An interesting backstory attends Celer’s latest release Voyeur, and it’s one that brings into clearer focus the at times foreboding ambiance of the album content. Apparently a few years ago Will Long was commissioned by a California-based film company to produce a score for a film inspired by Hitchcock’s 1954 film Rear Window, a key difference being that the projected film would include a two-sided viewer plot as opposed to the one in Hitchcock’s that centers on the perspective of the temporarily wheelchair-bound photographer L.B. Jefferies (played by Jimmy Stewart). Long created the material prior to the commencement of filming at home and at a studio in Silverlake, California, only to be told that the entire film project had been cancelled—despite the fact that the musical material had been completed a week before the first draft deadline.
That’s not all that’s curious about the release, which Berlin-based Humming Conch has issued in a run of 300 vinyl copies. Though the recording was made in March of 2008, it’s only now seeing the light of day as a soundtrack to a film never made.
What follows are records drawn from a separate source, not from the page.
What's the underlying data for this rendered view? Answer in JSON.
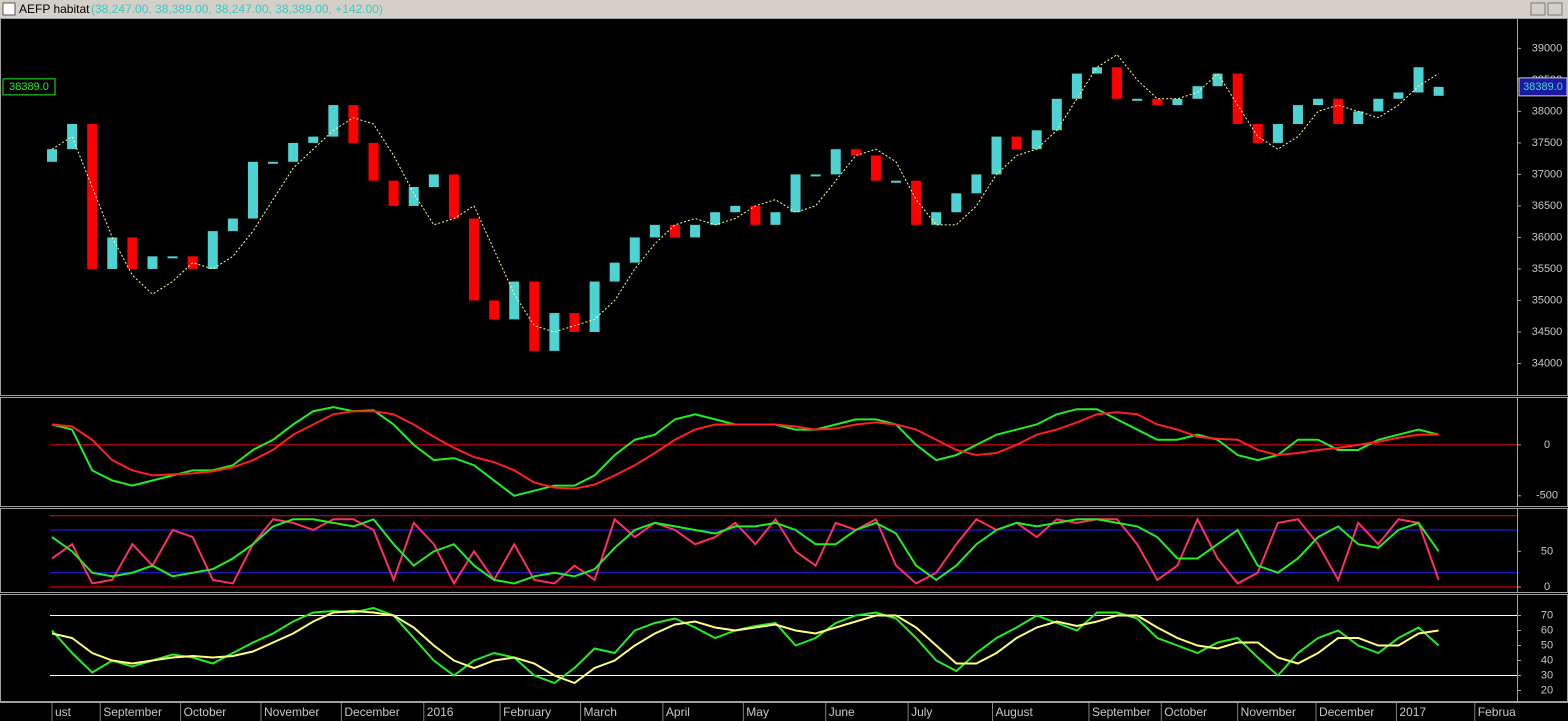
{
  "window": {
    "title": "AEFP habitat",
    "quote": "(38,247.00, 38,389.00, 38,247.00, 38,389.00, +142.00)"
  },
  "chart_data": [
    {
      "type": "candlestick",
      "open": [
        37200,
        37400,
        37800,
        35500,
        36000,
        35500,
        35700,
        35700,
        35500,
        36100,
        36300,
        37200,
        37200,
        37500,
        37600,
        38100,
        37500,
        36900,
        36500,
        36800,
        37000,
        36300,
        35000,
        34700,
        35300,
        34200,
        34800,
        34500,
        35300,
        35600,
        36000,
        36200,
        36000,
        36200,
        36400,
        36500,
        36200,
        36400,
        37000,
        37000,
        37400,
        37300,
        36900,
        36900,
        36200,
        36400,
        36700,
        37000,
        37600,
        37400,
        37700,
        38200,
        38600,
        38700,
        38200,
        38200,
        38100,
        38200,
        38400,
        38600,
        37800,
        37500,
        37800,
        38100,
        38200,
        37800,
        38000,
        38200,
        38300,
        38247
      ],
      "close": [
        37400,
        37800,
        35500,
        36000,
        35500,
        35700,
        35700,
        35500,
        36100,
        36300,
        37200,
        37200,
        37500,
        37600,
        38100,
        37500,
        36900,
        36500,
        36800,
        37000,
        36300,
        35000,
        34700,
        35300,
        34200,
        34800,
        34500,
        35300,
        35600,
        36000,
        36200,
        36000,
        36200,
        36400,
        36500,
        36200,
        36400,
        37000,
        37000,
        37400,
        37300,
        36900,
        36900,
        36200,
        36400,
        36700,
        37000,
        37600,
        37400,
        37700,
        38200,
        38600,
        38700,
        38200,
        38200,
        38100,
        38200,
        38400,
        38600,
        37800,
        37500,
        37800,
        38100,
        38200,
        37800,
        38000,
        38200,
        38300,
        38700,
        38389
      ],
      "up_color": "#4fd2d2",
      "down_color": "#ff0000",
      "series": [
        {
          "color": "#ffff99",
          "dashed": true,
          "values": [
            37400,
            37600,
            36800,
            36000,
            35400,
            35100,
            35300,
            35600,
            35500,
            35700,
            36100,
            36600,
            37100,
            37400,
            37700,
            37900,
            37800,
            37300,
            36700,
            36200,
            36300,
            36500,
            35800,
            35100,
            34600,
            34500,
            34600,
            34700,
            35000,
            35500,
            35900,
            36200,
            36300,
            36200,
            36300,
            36500,
            36600,
            36400,
            36500,
            36900,
            37300,
            37400,
            37200,
            36600,
            36200,
            36200,
            36500,
            37000,
            37300,
            37400,
            37700,
            38200,
            38700,
            38900,
            38500,
            38200,
            38200,
            38300,
            38600,
            38100,
            37600,
            37400,
            37600,
            38000,
            38100,
            38000,
            37900,
            38100,
            38400,
            38600
          ]
        }
      ],
      "last": {
        "value": 38389,
        "label": "38389.0"
      },
      "xlim": [
        -0.1,
        72.9
      ],
      "ylim": [
        33500,
        39450
      ],
      "yticks": [
        34000,
        34500,
        35000,
        35500,
        36000,
        36500,
        37000,
        37500,
        38000,
        38500,
        39000
      ]
    },
    {
      "type": "line",
      "series": [
        {
          "color": "#22ee22",
          "values": [
            200,
            150,
            -250,
            -350,
            -400,
            -350,
            -300,
            -250,
            -250,
            -200,
            -50,
            50,
            200,
            330,
            370,
            330,
            340,
            200,
            0,
            -150,
            -130,
            -200,
            -350,
            -500,
            -450,
            -400,
            -400,
            -300,
            -100,
            50,
            100,
            250,
            300,
            250,
            200,
            200,
            200,
            150,
            150,
            200,
            250,
            250,
            200,
            0,
            -150,
            -100,
            0,
            100,
            150,
            200,
            300,
            350,
            350,
            250,
            150,
            50,
            50,
            100,
            50,
            -100,
            -150,
            -100,
            50,
            50,
            -50,
            -50,
            50,
            100,
            150,
            100
          ]
        },
        {
          "color": "#ff2020",
          "values": [
            200,
            180,
            50,
            -150,
            -250,
            -300,
            -290,
            -280,
            -260,
            -220,
            -150,
            -50,
            100,
            200,
            300,
            330,
            330,
            300,
            200,
            80,
            -30,
            -120,
            -170,
            -250,
            -370,
            -420,
            -430,
            -390,
            -300,
            -200,
            -80,
            50,
            150,
            200,
            200,
            200,
            200,
            180,
            150,
            160,
            200,
            220,
            200,
            150,
            50,
            -50,
            -100,
            -80,
            0,
            100,
            150,
            220,
            300,
            320,
            300,
            200,
            150,
            80,
            60,
            50,
            -50,
            -100,
            -80,
            -50,
            -30,
            0,
            30,
            70,
            100,
            100
          ]
        }
      ],
      "levels": [
        0
      ],
      "level_colors": [
        "#ff0000"
      ],
      "xlim": [
        -0.1,
        72.9
      ],
      "ylim": [
        -600,
        450
      ],
      "yticks": [
        0,
        -500
      ]
    },
    {
      "type": "line",
      "series": [
        {
          "color": "#ff3060",
          "values": [
            40,
            60,
            5,
            10,
            60,
            30,
            80,
            70,
            10,
            5,
            60,
            95,
            90,
            80,
            95,
            95,
            80,
            10,
            90,
            60,
            5,
            50,
            10,
            60,
            10,
            5,
            30,
            10,
            95,
            70,
            90,
            80,
            60,
            70,
            90,
            60,
            95,
            50,
            30,
            90,
            80,
            95,
            30,
            5,
            20,
            60,
            95,
            80,
            90,
            70,
            95,
            90,
            95,
            95,
            60,
            10,
            30,
            95,
            40,
            5,
            20,
            90,
            95,
            60,
            10,
            90,
            60,
            95,
            90,
            10
          ]
        },
        {
          "color": "#22ee22",
          "values": [
            70,
            50,
            20,
            15,
            20,
            30,
            15,
            20,
            25,
            40,
            60,
            85,
            95,
            95,
            90,
            85,
            95,
            60,
            30,
            50,
            60,
            30,
            10,
            5,
            15,
            20,
            15,
            25,
            55,
            80,
            90,
            85,
            80,
            75,
            85,
            85,
            90,
            80,
            60,
            60,
            80,
            90,
            75,
            30,
            10,
            30,
            60,
            80,
            90,
            85,
            90,
            95,
            95,
            90,
            85,
            70,
            40,
            40,
            60,
            80,
            30,
            20,
            40,
            70,
            85,
            60,
            55,
            80,
            90,
            50
          ]
        }
      ],
      "levels": [
        0,
        20,
        80,
        100
      ],
      "level_colors": [
        "#ff0000",
        "#2020ff",
        "#2020ff",
        "#ff0000"
      ],
      "xlim": [
        -0.1,
        72.9
      ],
      "ylim": [
        -7,
        108
      ],
      "yticks": [
        0,
        50
      ]
    },
    {
      "type": "line",
      "series": [
        {
          "color": "#22ee22",
          "values": [
            60,
            45,
            32,
            40,
            36,
            40,
            44,
            42,
            38,
            45,
            52,
            58,
            66,
            72,
            73,
            72,
            75,
            70,
            55,
            40,
            30,
            40,
            45,
            42,
            30,
            25,
            35,
            48,
            45,
            60,
            65,
            68,
            62,
            55,
            60,
            63,
            65,
            50,
            55,
            65,
            70,
            72,
            68,
            55,
            40,
            33,
            45,
            55,
            62,
            70,
            65,
            60,
            72,
            72,
            68,
            55,
            50,
            45,
            52,
            55,
            42,
            30,
            45,
            55,
            60,
            50,
            45,
            55,
            62,
            50
          ]
        },
        {
          "color": "#ffff80",
          "values": [
            58,
            55,
            45,
            40,
            38,
            40,
            42,
            43,
            42,
            43,
            46,
            52,
            58,
            66,
            72,
            73,
            72,
            70,
            62,
            50,
            40,
            35,
            40,
            42,
            38,
            30,
            25,
            35,
            40,
            50,
            58,
            64,
            66,
            62,
            60,
            62,
            64,
            60,
            58,
            62,
            66,
            70,
            70,
            62,
            50,
            38,
            38,
            45,
            55,
            62,
            66,
            63,
            66,
            70,
            70,
            62,
            55,
            50,
            48,
            52,
            52,
            42,
            38,
            45,
            55,
            55,
            50,
            50,
            58,
            60
          ]
        }
      ],
      "levels": [
        30,
        70
      ],
      "level_colors": [
        "#ffffff",
        "#ffffff"
      ],
      "xlim": [
        -0.1,
        72.9
      ],
      "ylim": [
        13,
        83
      ],
      "yticks": [
        20,
        30,
        40,
        50,
        60,
        70
      ],
      "xticks": [
        {
          "value": 0,
          "label": "ust"
        },
        {
          "value": 2.4,
          "label": "September"
        },
        {
          "value": 6.4,
          "label": "October"
        },
        {
          "value": 10.4,
          "label": "November"
        },
        {
          "value": 14.4,
          "label": "December"
        },
        {
          "value": 18.5,
          "label": "2016"
        },
        {
          "value": 22.3,
          "label": "February"
        },
        {
          "value": 26.3,
          "label": "March"
        },
        {
          "value": 30.4,
          "label": "April"
        },
        {
          "value": 34.4,
          "label": "May"
        },
        {
          "value": 38.5,
          "label": "June"
        },
        {
          "value": 42.6,
          "label": "July"
        },
        {
          "value": 46.8,
          "label": "August"
        },
        {
          "value": 51.6,
          "label": "September"
        },
        {
          "value": 55.2,
          "label": "October"
        },
        {
          "value": 59.0,
          "label": "November"
        },
        {
          "value": 62.9,
          "label": "December"
        },
        {
          "value": 66.9,
          "label": "2017"
        },
        {
          "value": 70.8,
          "label": "Februa"
        }
      ]
    }
  ]
}
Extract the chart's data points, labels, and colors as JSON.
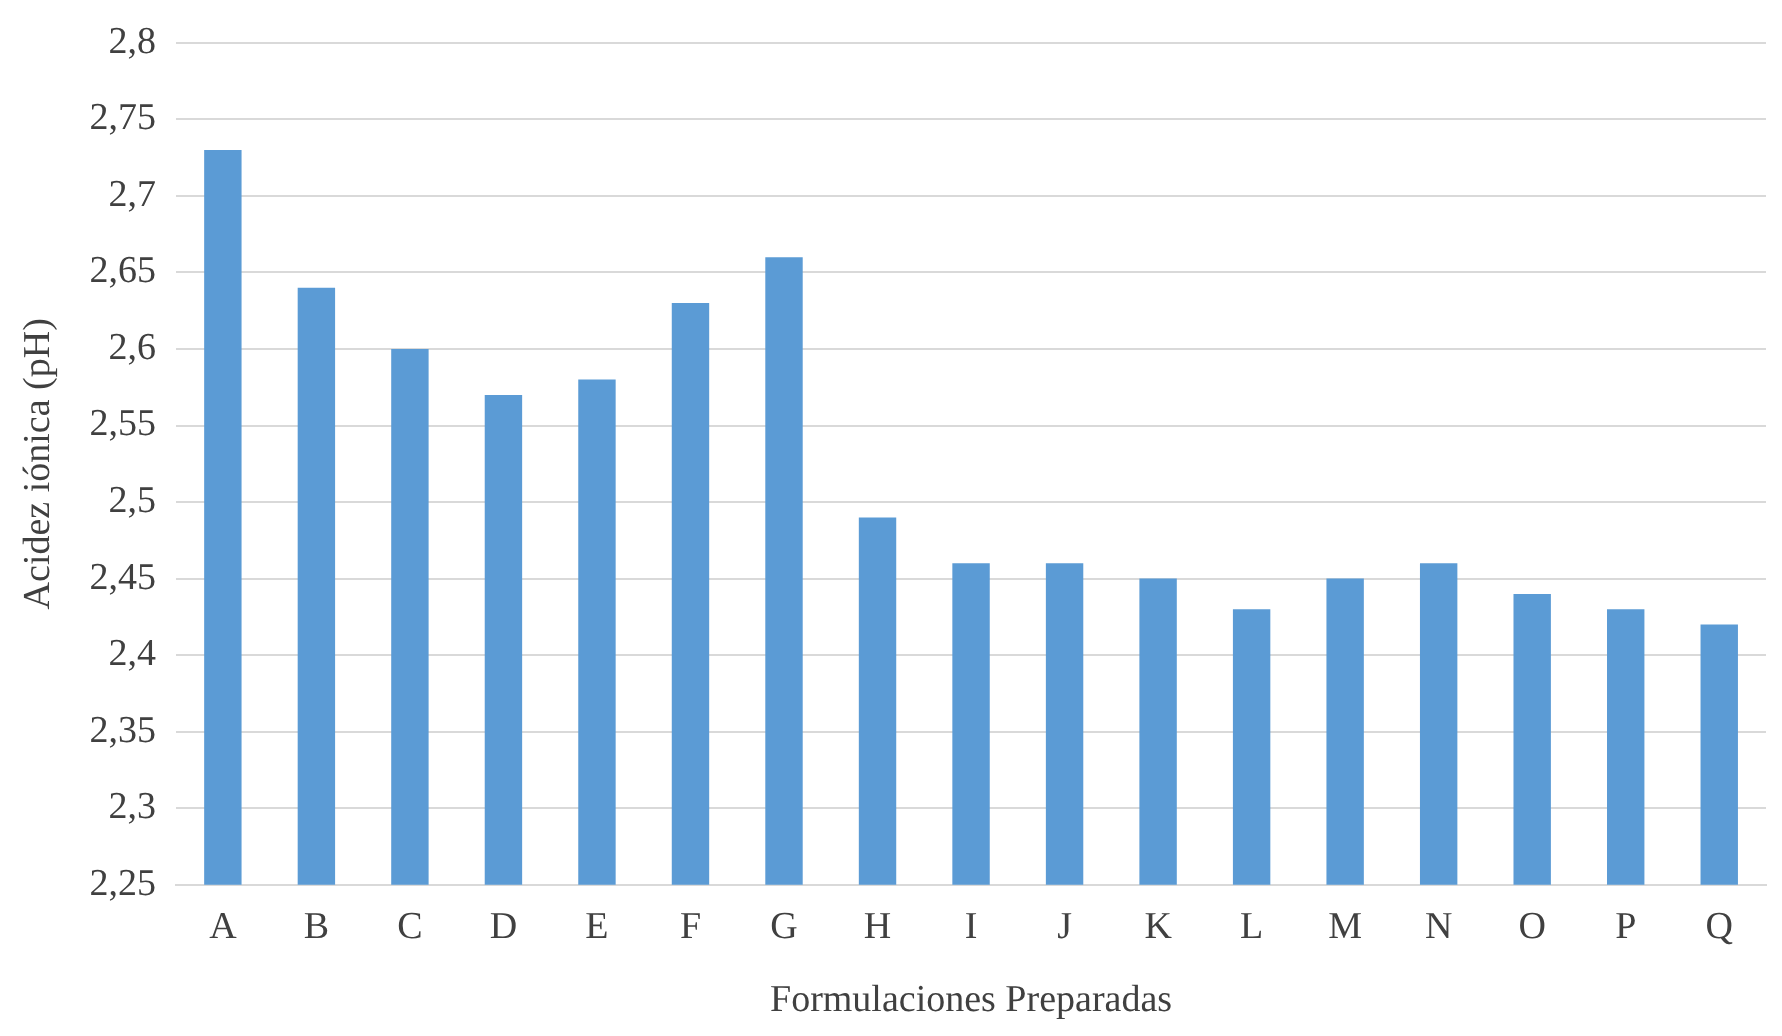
{
  "chart_data": {
    "type": "bar",
    "xlabel": "Formulaciones Preparadas",
    "ylabel": "Acidez iónica (pH)",
    "categories": [
      "A",
      "B",
      "C",
      "D",
      "E",
      "F",
      "G",
      "H",
      "I",
      "J",
      "K",
      "L",
      "M",
      "N",
      "O",
      "P",
      "Q"
    ],
    "values": [
      2.73,
      2.64,
      2.6,
      2.57,
      2.58,
      2.63,
      2.66,
      2.49,
      2.46,
      2.46,
      2.45,
      2.43,
      2.45,
      2.46,
      2.44,
      2.43,
      2.42
    ],
    "color": "#5b9bd5",
    "ylim": [
      2.25,
      2.8
    ],
    "yticks": [
      {
        "value": 2.25,
        "label": "2,25"
      },
      {
        "value": 2.3,
        "label": "2,3"
      },
      {
        "value": 2.35,
        "label": "2,35"
      },
      {
        "value": 2.4,
        "label": "2,4"
      },
      {
        "value": 2.45,
        "label": "2,45"
      },
      {
        "value": 2.5,
        "label": "2,5"
      },
      {
        "value": 2.55,
        "label": "2,55"
      },
      {
        "value": 2.6,
        "label": "2,6"
      },
      {
        "value": 2.65,
        "label": "2,65"
      },
      {
        "value": 2.7,
        "label": "2,7"
      },
      {
        "value": 2.75,
        "label": "2,75"
      },
      {
        "value": 2.8,
        "label": "2,8"
      }
    ],
    "grid": "y"
  }
}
And unlike many a Celer release where one encounters long-form pieces of twenty-minute durations, Voyeur sequences eleven tracks into a thirty-four-minute presentation—though such an approach is consistent with soundtracks in general, where short musical pieces typically are composed with specific scenes in mind. Another interesting thing about the release is that Danielle Baquet-Long, Will’s late partner, is credited with vocals, but one must listen carefully to hear them as they’ve been incorporated into the opening and closing tracks as barely audible choral breaths.
Curious details aside, Voyeur is quintessential Celer in its skeletal drift of fragile, shimmering vapours and whistling, organ-like tones. But as mentioned, Voyeur also parts company with Celer music as it’s often presented, specifically in settings such as “Bitter Light and Anticipating a Day Heat (The Isolated)” and “Binoculars, a Telephone, and Fear (The Note)” where dissonance and darker tonalities emerge to lend the material a haunted and unsettled quality. In such moments, one imagines Voyeur could just as easily function as a modern-day soundtrack to Hitchcock’s Vertigo or (in its non-violent episodes, at least) Psycho as much as Rear Window. The inclusion of these darker passages also adds to the release in providing contrast to episodes like “Intermission (Afternoon, Don’t End)” and “Finale (After Midnight)” that are comparatively serene in character. Relatedly, Voyeur also suggests that film producers would be wise to consider Celer for future soundtrack commissions; it’s hard to think of any musical act more naturally capable of creating soundtrack material that’s suitably atmospheric and evocative without being overly intrusive.